-¡Pronto! Cesarina, dale alguna cosa de beber a este buen
militar, mientras yo contesto a esta carta del capitán Daniel, que acaba de
traerme.
Y lentamente, sosegadamente, como un hombre que se place en
saborear su triunfo, leyó en alta voz: «Mi estimado señor: He pasado toda la
semana en casa de mi tía, la señora Dubois, que vive en el pueblo de
Vic-sur-Cère, en el Cantal. Antes de presentarme en la calle Corail, le ruego
que tenga a bien indicarme el día y la hora ... »
El anticuario se aprontaba a unir el comentario a la lectura;
pero no se lo permitió la presencia de Edith. Miró al soldado que contemplaba la
escena con aire bonachón e indiferente. En cuanto a Cesarina, estaba
completamente atolondrada: un poco más y hubiera tratado de bruja a su
sobrina.
-No, quédate, Cesarina -prosiguió Godefroy;- tú, Edith, lleva a
ese muchacho a que tome algo...
Edith obedeció. Apenas hubo salido, el anticuario hizo señas a
Bonchamp de que se acercara; luego, como si hubiera sentido que no era correcto
dejar ver su alegría, tomó el aire importante de un hombre que va a hacer una
revelación. Volvió a leer la carta del capitán, la plegó con cuidado y cuando el
notario entró al salón, dijo:
-Mis queridos amigos: no puedo desear más de lo que tengo.

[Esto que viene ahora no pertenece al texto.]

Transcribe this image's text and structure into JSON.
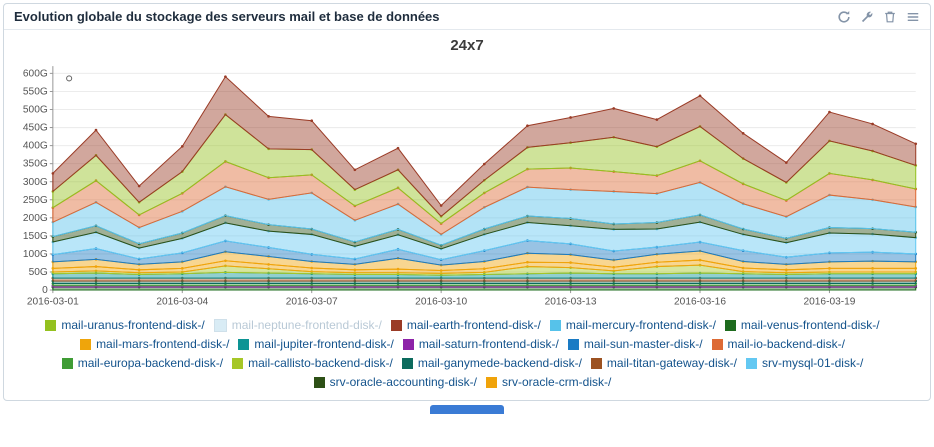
{
  "widget": {
    "title": "Evolution globale du stockage des serveurs mail et base de données",
    "toolbar": [
      "refresh-icon",
      "wrench-icon",
      "delete-icon",
      "menu-icon"
    ]
  },
  "colors": {
    "header_title": "#1f2d3d",
    "legend_text": "#14538c",
    "hidden_legend_text": "#b9c9d6",
    "icon": "#8494a8",
    "partial_button": "#3a7bd5"
  },
  "chart_data": {
    "type": "area",
    "stacked": true,
    "title": "24x7",
    "unit": "G",
    "grid": true,
    "legend_position": "bottom",
    "ylim": [
      0,
      620
    ],
    "y_tick_labels": [
      "0",
      "50G",
      "100G",
      "150G",
      "200G",
      "250G",
      "300G",
      "350G",
      "400G",
      "450G",
      "500G",
      "550G",
      "600G"
    ],
    "x": [
      "2016-03-01",
      "2016-03-02",
      "2016-03-03",
      "2016-03-04",
      "2016-03-05",
      "2016-03-06",
      "2016-03-07",
      "2016-03-08",
      "2016-03-09",
      "2016-03-10",
      "2016-03-11",
      "2016-03-12",
      "2016-03-13",
      "2016-03-14",
      "2016-03-15",
      "2016-03-16",
      "2016-03-17",
      "2016-03-18",
      "2016-03-19",
      "2016-03-20",
      "2016-03-21"
    ],
    "x_tick_labels": [
      "2016-03-01",
      "2016-03-04",
      "2016-03-07",
      "2016-03-10",
      "2016-03-13",
      "2016-03-16",
      "2016-03-19"
    ],
    "series": [
      {
        "name": "mail-uranus-frontend-disk-/",
        "color": "#94c11f",
        "values": [
          45,
          70,
          35,
          60,
          130,
          80,
          70,
          45,
          50,
          20,
          35,
          60,
          70,
          95,
          80,
          95,
          70,
          50,
          90,
          80,
          65
        ]
      },
      {
        "name": "mail-neptune-frontend-disk-/",
        "color": "#d9ecf5",
        "hidden": true,
        "values": [
          0,
          0,
          0,
          0,
          0,
          0,
          0,
          0,
          0,
          0,
          0,
          0,
          0,
          0,
          0,
          0,
          0,
          0,
          0,
          0,
          0
        ]
      },
      {
        "name": "mail-earth-frontend-disk-/",
        "color": "#9a3b26",
        "values": [
          50,
          70,
          45,
          70,
          105,
          90,
          80,
          55,
          60,
          30,
          45,
          60,
          70,
          80,
          75,
          85,
          70,
          55,
          80,
          75,
          60
        ]
      },
      {
        "name": "mail-mercury-frontend-disk-/",
        "color": "#56c2ea",
        "values": [
          40,
          65,
          45,
          60,
          80,
          70,
          100,
          60,
          70,
          30,
          60,
          80,
          80,
          90,
          80,
          90,
          70,
          60,
          90,
          80,
          70
        ]
      },
      {
        "name": "mail-venus-frontend-disk-/",
        "color": "#1e6b1e",
        "values": [
          8,
          8,
          8,
          8,
          8,
          8,
          8,
          8,
          8,
          8,
          8,
          8,
          8,
          8,
          8,
          8,
          8,
          8,
          8,
          8,
          8
        ]
      },
      {
        "name": "mail-mars-frontend-disk-/",
        "color": "#efa50b",
        "values": [
          10,
          12,
          8,
          10,
          14,
          12,
          10,
          8,
          10,
          8,
          10,
          12,
          14,
          10,
          12,
          14,
          10,
          8,
          10,
          10,
          10
        ]
      },
      {
        "name": "mail-jupiter-frontend-disk-/",
        "color": "#0d9494",
        "values": [
          12,
          14,
          10,
          12,
          16,
          14,
          12,
          10,
          10,
          8,
          10,
          12,
          14,
          12,
          12,
          14,
          12,
          10,
          12,
          12,
          12
        ]
      },
      {
        "name": "mail-saturn-frontend-disk-/",
        "color": "#8d23a8",
        "values": [
          4,
          4,
          4,
          4,
          4,
          4,
          4,
          4,
          4,
          4,
          4,
          4,
          4,
          4,
          4,
          4,
          4,
          4,
          4,
          4,
          4
        ]
      },
      {
        "name": "mail-sun-master-disk-/",
        "color": "#1a7bc4",
        "values": [
          20,
          30,
          15,
          25,
          30,
          25,
          20,
          15,
          25,
          15,
          30,
          35,
          30,
          25,
          20,
          25,
          30,
          20,
          25,
          25,
          22
        ]
      },
      {
        "name": "mail-io-backend-disk-/",
        "color": "#dd6a35",
        "values": [
          40,
          60,
          35,
          50,
          70,
          60,
          50,
          40,
          45,
          30,
          40,
          50,
          60,
          55,
          50,
          60,
          55,
          45,
          60,
          55,
          50
        ]
      },
      {
        "name": "mail-europa-backend-disk-/",
        "color": "#3f9c35",
        "values": [
          6,
          6,
          6,
          6,
          6,
          6,
          6,
          6,
          6,
          6,
          6,
          6,
          6,
          6,
          6,
          6,
          6,
          6,
          6,
          6,
          6
        ]
      },
      {
        "name": "mail-callisto-backend-disk-/",
        "color": "#a6c727",
        "values": [
          5,
          6,
          5,
          5,
          18,
          12,
          6,
          5,
          5,
          5,
          6,
          20,
          15,
          8,
          20,
          22,
          6,
          5,
          5,
          5,
          5
        ]
      },
      {
        "name": "mail-ganymede-backend-disk-/",
        "color": "#0c6b5d",
        "values": [
          7,
          7,
          7,
          7,
          7,
          7,
          7,
          7,
          7,
          7,
          7,
          7,
          7,
          7,
          7,
          7,
          7,
          7,
          7,
          7,
          7
        ]
      },
      {
        "name": "mail-titan-gateway-disk-/",
        "color": "#9c5221",
        "values": [
          8,
          8,
          8,
          8,
          8,
          8,
          8,
          8,
          8,
          8,
          8,
          8,
          8,
          8,
          8,
          8,
          8,
          8,
          8,
          8,
          8
        ]
      },
      {
        "name": "srv-mysql-01-disk-/",
        "color": "#63c8f2",
        "values": [
          35,
          45,
          30,
          40,
          50,
          45,
          55,
          35,
          40,
          30,
          45,
          50,
          50,
          60,
          50,
          55,
          45,
          40,
          55,
          50,
          45
        ]
      },
      {
        "name": "srv-oracle-accounting-disk-/",
        "color": "#2d5016",
        "values": [
          15,
          18,
          12,
          15,
          20,
          18,
          15,
          12,
          15,
          10,
          15,
          18,
          20,
          15,
          18,
          20,
          15,
          12,
          15,
          15,
          15
        ]
      },
      {
        "name": "srv-oracle-crm-disk-/",
        "color": "#f0a30a",
        "values": [
          18,
          20,
          15,
          18,
          25,
          22,
          18,
          15,
          30,
          15,
          20,
          25,
          22,
          20,
          22,
          25,
          18,
          15,
          18,
          20,
          18
        ]
      }
    ],
    "stack_order": [
      "mail-venus-frontend-disk-/",
      "mail-saturn-frontend-disk-/",
      "mail-europa-backend-disk-/",
      "mail-ganymede-backend-disk-/",
      "mail-titan-gateway-disk-/",
      "mail-jupiter-frontend-disk-/",
      "mail-callisto-backend-disk-/",
      "mail-mars-frontend-disk-/",
      "srv-oracle-crm-disk-/",
      "mail-sun-master-disk-/",
      "srv-mysql-01-disk-/",
      "srv-oracle-accounting-disk-/",
      "mail-mercury-frontend-disk-/",
      "mail-io-backend-disk-/",
      "mail-uranus-frontend-disk-/",
      "mail-earth-frontend-disk-/",
      "mail-neptune-frontend-disk-/"
    ]
  }
}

Han de saber ustedes que en estos últimos dos meses, la arqueología no ha
absorbido todo mi tiempo. Acariciaba un proyecto que, a Dios gracias, se va a
realizar. Ya saben ustedes cuánto me preocupaba dar un estado a Edith. Hasta
ahora, la muchacha rehusaba todos los partidos que yo le ofrecía. Hoy...

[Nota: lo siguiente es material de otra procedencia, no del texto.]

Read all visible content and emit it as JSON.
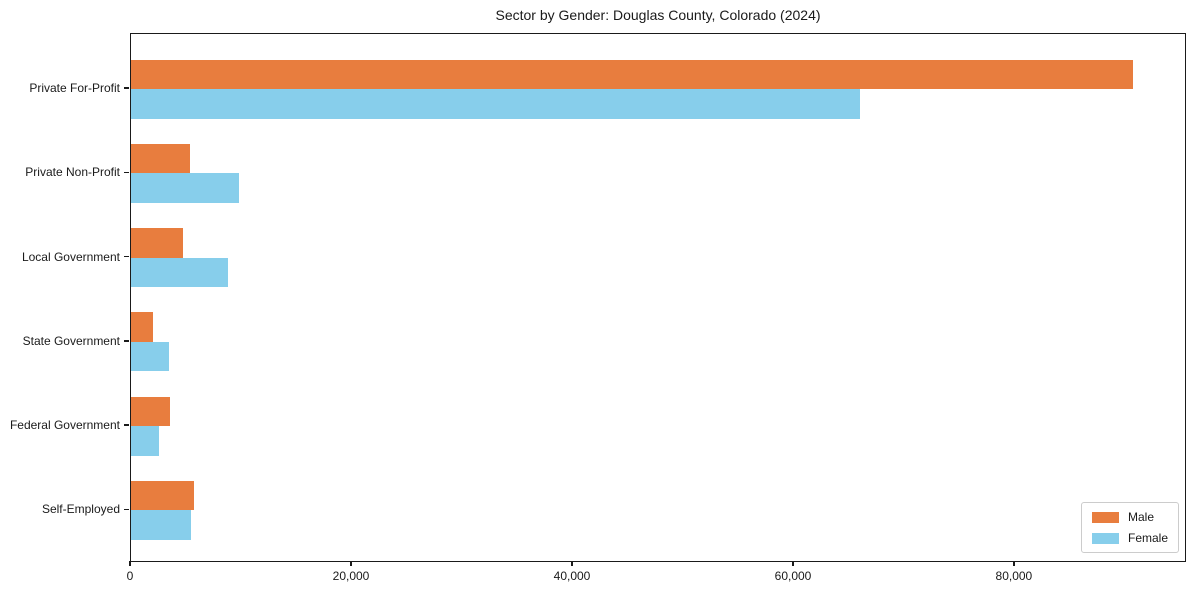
{
  "chart_data": {
    "type": "bar",
    "orientation": "horizontal",
    "title": "Sector by Gender: Douglas County, Colorado (2024)",
    "categories": [
      "Private For-Profit",
      "Private Non-Profit",
      "Local Government",
      "State Government",
      "Federal Government",
      "Self-Employed"
    ],
    "series": [
      {
        "name": "Male",
        "color": "#e87d3e",
        "values": [
          90700,
          5300,
          4700,
          2000,
          3500,
          5700
        ]
      },
      {
        "name": "Female",
        "color": "#87ceeb",
        "values": [
          66000,
          9800,
          8800,
          3400,
          2500,
          5400
        ]
      }
    ],
    "xlabel": "",
    "ylabel": "",
    "xlim": [
      0,
      95300
    ],
    "xticks": [
      0,
      20000,
      40000,
      60000,
      80000
    ],
    "xtick_labels": [
      "0",
      "20,000",
      "40,000",
      "60,000",
      "80,000"
    ],
    "grid": false,
    "legend": {
      "position": "lower right",
      "labels": [
        "Male",
        "Female"
      ]
    },
    "colors": {
      "axis": "#1a1a1a",
      "background": "#ffffff",
      "legend_border": "#cccccc"
    }
  }
}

Se interrumpió, saboreando de antemano la sorpresa de su
hermana y de su amigo.
-¿No se extrañan de ver que el capitán pide, con toda gravedad,
permiso para hacer una visita, en lugar de presentarse como de costumbre?
-No -contestó Bonchamp con mucha tranquilidad.- Quiere pedirte
la mano de tu hija; se la darás, y harás muy bien.